Other parts of this series:
- Cultural transformation at banks, and why robots deserve respect
- Top three skills for the future of work, and AI is not a panacea
- Personalize training for millennials, and AI’s bias hurdles
- How to grow a great remote team, and why trust matters
- How emotional intelligence fosters agility, and why workers quit
Here are the top news stories in talent & organization from this week.
Emotional intelligence is key to agility
The key to innovation and agility is the climate created by leaders of an organization, and in order to create the right environment for innovation to flourish, leaders need to develop emotional intelligence (EI), claims Jill Pennington. “For people to be creative and agile in an increasingly uncertain and complex world, they need to feel psychologically safe,” she writes in a Training Journal blog post. “Leaders must raise their understanding and awareness of the climate they create, and manage their own reactions to pressure and change, so they don’t create a ‘survival’ climate that stifles creativity and inhibits agility.” Pennington believes EI can help leaders communicate respect; encourage employees to speak up; be accessible and approachable; show their fallibilities; tolerate failure; and set a vision with clear expectations and boundaries. “L&D teams need to support leaders to change their mindset,” she writes. “If the fundamental concept of leadership changes, then a more adaptive, flexible and empowered workforce will come.”
Bringing more young people into careers in insurance
The Insurance Institute of Canada’s Career Connections focuses on raising awareness among young adults about the many skilled professions in insurance. “When the program started, it was predominantly focused on how insurance works and demonstrating some of the career path potential, and it was focused on high schools as well as a little bit of campus work,” Trevor Buttrum, manager of Career Connections, told Insurance Business Magazine. “In 2007, when we identified that there was definitely an ageing workforce, [we realized] we needed to move the needle towards being able to feed the pipeline more directly.” Today, Career Connections holds more than 460 annual events on campuses and communities across Canada. “Our hope is that people can find something that aligns with [their skills], whether they’re good with numbers or good with people or good with data and analytics, or they want to help in a time of crisis and bring people back from something really terrible,” Buttrum said. “From our standpoint, too, it’s about building awareness, engagement, and action within the industry.”
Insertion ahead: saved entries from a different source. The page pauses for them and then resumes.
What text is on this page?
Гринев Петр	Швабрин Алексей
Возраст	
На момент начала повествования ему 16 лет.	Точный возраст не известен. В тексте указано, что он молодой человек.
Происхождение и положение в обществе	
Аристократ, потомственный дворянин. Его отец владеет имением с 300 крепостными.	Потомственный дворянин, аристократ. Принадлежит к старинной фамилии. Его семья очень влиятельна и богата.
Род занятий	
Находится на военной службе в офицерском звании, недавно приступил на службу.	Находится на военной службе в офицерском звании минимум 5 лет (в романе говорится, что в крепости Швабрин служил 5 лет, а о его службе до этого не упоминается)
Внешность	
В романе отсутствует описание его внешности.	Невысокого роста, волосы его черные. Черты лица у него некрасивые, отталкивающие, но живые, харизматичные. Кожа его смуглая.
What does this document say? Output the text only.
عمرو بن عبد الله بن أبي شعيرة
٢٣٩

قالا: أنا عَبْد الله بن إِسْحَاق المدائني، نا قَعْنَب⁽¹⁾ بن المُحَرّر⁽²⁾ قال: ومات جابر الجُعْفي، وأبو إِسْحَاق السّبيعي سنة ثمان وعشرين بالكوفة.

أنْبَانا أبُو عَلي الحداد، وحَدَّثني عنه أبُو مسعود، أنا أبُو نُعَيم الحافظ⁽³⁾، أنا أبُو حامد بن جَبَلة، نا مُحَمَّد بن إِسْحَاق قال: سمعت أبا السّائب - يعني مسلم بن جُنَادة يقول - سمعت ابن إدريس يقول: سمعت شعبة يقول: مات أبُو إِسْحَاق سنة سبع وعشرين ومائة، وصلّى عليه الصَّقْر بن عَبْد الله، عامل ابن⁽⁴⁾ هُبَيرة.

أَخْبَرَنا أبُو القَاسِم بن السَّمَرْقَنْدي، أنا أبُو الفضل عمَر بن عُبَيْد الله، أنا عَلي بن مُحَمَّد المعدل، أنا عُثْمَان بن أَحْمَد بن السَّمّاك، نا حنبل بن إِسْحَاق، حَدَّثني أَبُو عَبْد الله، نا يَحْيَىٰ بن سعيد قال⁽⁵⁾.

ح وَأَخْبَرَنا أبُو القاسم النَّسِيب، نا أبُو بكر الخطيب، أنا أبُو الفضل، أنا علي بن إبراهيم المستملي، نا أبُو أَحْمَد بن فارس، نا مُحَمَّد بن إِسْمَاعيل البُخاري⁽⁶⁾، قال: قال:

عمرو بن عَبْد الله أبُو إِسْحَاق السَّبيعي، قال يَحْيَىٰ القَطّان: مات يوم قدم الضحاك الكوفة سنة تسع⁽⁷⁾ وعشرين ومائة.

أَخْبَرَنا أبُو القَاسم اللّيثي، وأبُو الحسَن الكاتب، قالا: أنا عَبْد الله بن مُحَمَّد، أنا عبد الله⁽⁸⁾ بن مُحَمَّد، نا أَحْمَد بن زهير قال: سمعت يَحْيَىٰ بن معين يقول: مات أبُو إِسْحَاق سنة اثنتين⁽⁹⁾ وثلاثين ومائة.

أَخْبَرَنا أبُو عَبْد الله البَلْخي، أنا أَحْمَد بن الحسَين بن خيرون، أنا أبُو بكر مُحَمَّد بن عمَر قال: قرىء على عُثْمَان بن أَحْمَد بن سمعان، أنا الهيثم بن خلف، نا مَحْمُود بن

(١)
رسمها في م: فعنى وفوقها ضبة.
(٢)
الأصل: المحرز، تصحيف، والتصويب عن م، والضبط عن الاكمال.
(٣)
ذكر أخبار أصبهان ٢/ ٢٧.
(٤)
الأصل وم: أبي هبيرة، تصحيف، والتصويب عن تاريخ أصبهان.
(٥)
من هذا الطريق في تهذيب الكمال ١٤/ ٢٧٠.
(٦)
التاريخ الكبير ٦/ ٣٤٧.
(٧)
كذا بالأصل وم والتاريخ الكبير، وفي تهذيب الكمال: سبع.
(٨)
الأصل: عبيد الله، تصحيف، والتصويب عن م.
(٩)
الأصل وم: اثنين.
The need for a new narrative about disability
It is time for the reinvention of disability to be of paramount importance for the business of the 21st century, argues Jonathan Kaufman. “Organizations can no longer simply relegate disability under the supervision of human resources, diversity and inclusion or even that of corporate employee resource group,” he writes in a Forbes blog post. “The disability narrative must be expanded into the larger fabric of the value proposition of any company and needs to be understood as a critical component to business operations.” While the disability community has done great work on raising awareness, Kaufman believes it is time for business leadership to get involved in the conversation. “To hear that the knowledge of disability can be a critical tool for business leaders to create a more comprehensive strategy across the organizations may take some getting used to. However, this can serve as the foundation for developing the next phase of business strategy, where we make our wound into our bow and see that our greatest strengths can come from areas that may be deemed weak and vulnerable but rather are just a new perspective that has valuable insight that will be beneficial to the entire business environment,” he writes.
What causes workers to quit their jobs
According to a survey by Signs.com, insufficient pay is the No. 1 reason that would cause American workers to quit their jobs in the next five years, followed by a lack of growth opportunities and a lack of passion. “We found that being motivated primarily by income had a strong association with restlessness in one’s job and a desire to change positions, even at the highest income levels,” Matthew Gillespie, a project manager with Signs.com and lead author on the study, told Inc. “People in jobs they were passionate about tended to stay much longer in those jobs, even at lower salaries, when compared to individuals whose primary motivation for work was income.” The survey also found that people who felt passionate about their jobs stayed happier in their roles for longer. “While overall life satisfaction increased as people’s salaries climbed (though it did taper off at the $100,000 mark), people making less than $15,000 a year were just as passionate about their jobs as those who were clearing $100,000,” Marcel Schwantes notes in Inc.